In this day and age of RSS feeds, citizen reporting via Twitter, and musicians interacting (in-)directly with their audience via MySpace, it’s clear as mud that there’s very little function, purpose and future left for traditional printed media — especially those catering to readers in the dynamic IT sector who already spend most of their time online or, as is the case here, that of a periodical in the particularly fickle music industry.

Top 40 Music Magazine

Allow me then, if I may, to relate my little story about Top 40 Music Magazine and how it came to be of such relevance — even though it has ceased to be:

One sunny afternoon, early in 1985, on the way home from school I walked into the CNA that existed at the corner of Pretoria and Twist Streets in Hillbrow to buy a blank cassette. The tape chosen was a 60-minute BASF LH Extra 1 (since replaced by CD), and when I went to pay for it the cashier unexpectedly gave me a free copy of the current issue of this new magazine called “Top 40”. And it was rather good.
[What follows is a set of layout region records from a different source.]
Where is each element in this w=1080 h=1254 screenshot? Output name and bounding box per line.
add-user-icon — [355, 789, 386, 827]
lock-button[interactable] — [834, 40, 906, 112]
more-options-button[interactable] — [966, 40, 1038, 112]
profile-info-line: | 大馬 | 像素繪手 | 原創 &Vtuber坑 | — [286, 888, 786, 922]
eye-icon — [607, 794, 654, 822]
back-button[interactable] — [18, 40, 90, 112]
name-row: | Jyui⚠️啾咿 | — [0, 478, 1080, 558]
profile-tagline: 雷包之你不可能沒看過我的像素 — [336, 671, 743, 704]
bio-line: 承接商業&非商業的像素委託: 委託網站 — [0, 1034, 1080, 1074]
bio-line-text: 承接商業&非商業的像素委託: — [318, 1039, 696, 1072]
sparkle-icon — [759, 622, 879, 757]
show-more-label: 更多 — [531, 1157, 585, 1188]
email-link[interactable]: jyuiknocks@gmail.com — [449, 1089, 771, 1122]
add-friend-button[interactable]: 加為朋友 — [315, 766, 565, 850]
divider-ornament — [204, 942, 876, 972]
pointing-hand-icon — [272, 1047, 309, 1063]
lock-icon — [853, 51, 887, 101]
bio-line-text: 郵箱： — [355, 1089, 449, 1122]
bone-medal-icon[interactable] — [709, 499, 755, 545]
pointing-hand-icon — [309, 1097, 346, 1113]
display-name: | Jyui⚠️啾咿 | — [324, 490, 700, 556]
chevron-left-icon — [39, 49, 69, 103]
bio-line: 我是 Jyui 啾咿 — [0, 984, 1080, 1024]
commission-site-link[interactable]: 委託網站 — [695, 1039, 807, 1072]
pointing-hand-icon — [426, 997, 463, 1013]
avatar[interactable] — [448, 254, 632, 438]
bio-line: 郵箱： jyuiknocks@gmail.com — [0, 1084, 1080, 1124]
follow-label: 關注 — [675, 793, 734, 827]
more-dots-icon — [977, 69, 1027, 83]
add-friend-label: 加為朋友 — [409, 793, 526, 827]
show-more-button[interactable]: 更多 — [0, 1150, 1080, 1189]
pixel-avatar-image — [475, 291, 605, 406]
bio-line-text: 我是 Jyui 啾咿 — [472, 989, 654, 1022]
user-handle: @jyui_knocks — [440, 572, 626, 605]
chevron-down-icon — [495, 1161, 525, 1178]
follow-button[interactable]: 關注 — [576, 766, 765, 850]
There wasn’t anything like it that wasn’t imported.

And so it went: Every month I marched into a CNA to buy some blank tape and collect the free magazine issue you got when you made a “music purchase”. And one day the promotional gig ended: No more freebies, I had to buy the magazine. Which I did. Every month. For some years, until I figured it was more convenient to just go ahead and subscribe. Which I did. For some years until… oh, I reckon about the mid-90’s — around the time the BBS bug had bitten and my attention had shifted online.

Some years after that I even went stupid and tore up and discarded the bulk of that huge stack of over a hundred issues which had accumulated. The last issue was purchased around Y2K.

The irony in this little anecdote is that I wish I hadn’t tossed the bulk of those magazines.

I really regret it now.

In the previous paragraphs I candidly stated that there’s little practical purpose for a monthly music magazine but today those remaining issues, those hard copies… they’ve become little short of invaluable tools and reference for discogs research, especially when you consider what little information on the musical, social and, to a lesser extent even political heritage from that tumultous time period in South African history is to be found online… verbatim, unedited, unsanitised, and most certainly politically-incorrect.

The trough of no valueAnd as far as I’m concerned, it is that very same “flawed” and dated content of the remaining magazines which has already emerged on the other side of “The Trough of No Value” because it represents an insightful snapshot of the zeitgeist that captured who or what was hot and relevant in a given month of the years a mere two decades ago and, of course, the predictions that did or didn’t materialise.

And much of this information you simply cannot find online.

While research has led me to the fact that the magazine went online around 2002, the exact “when and why” has eluded me until I hunted down and contacted several of the past editors, publishers and other contacts, all of which were most co-operative, helpful and, dare I say, even eager to air out some of the dirty laundry that allegedly led to the publication’s ultimate demise — which has now been summarised on discogs.

And there you have it: Archivability.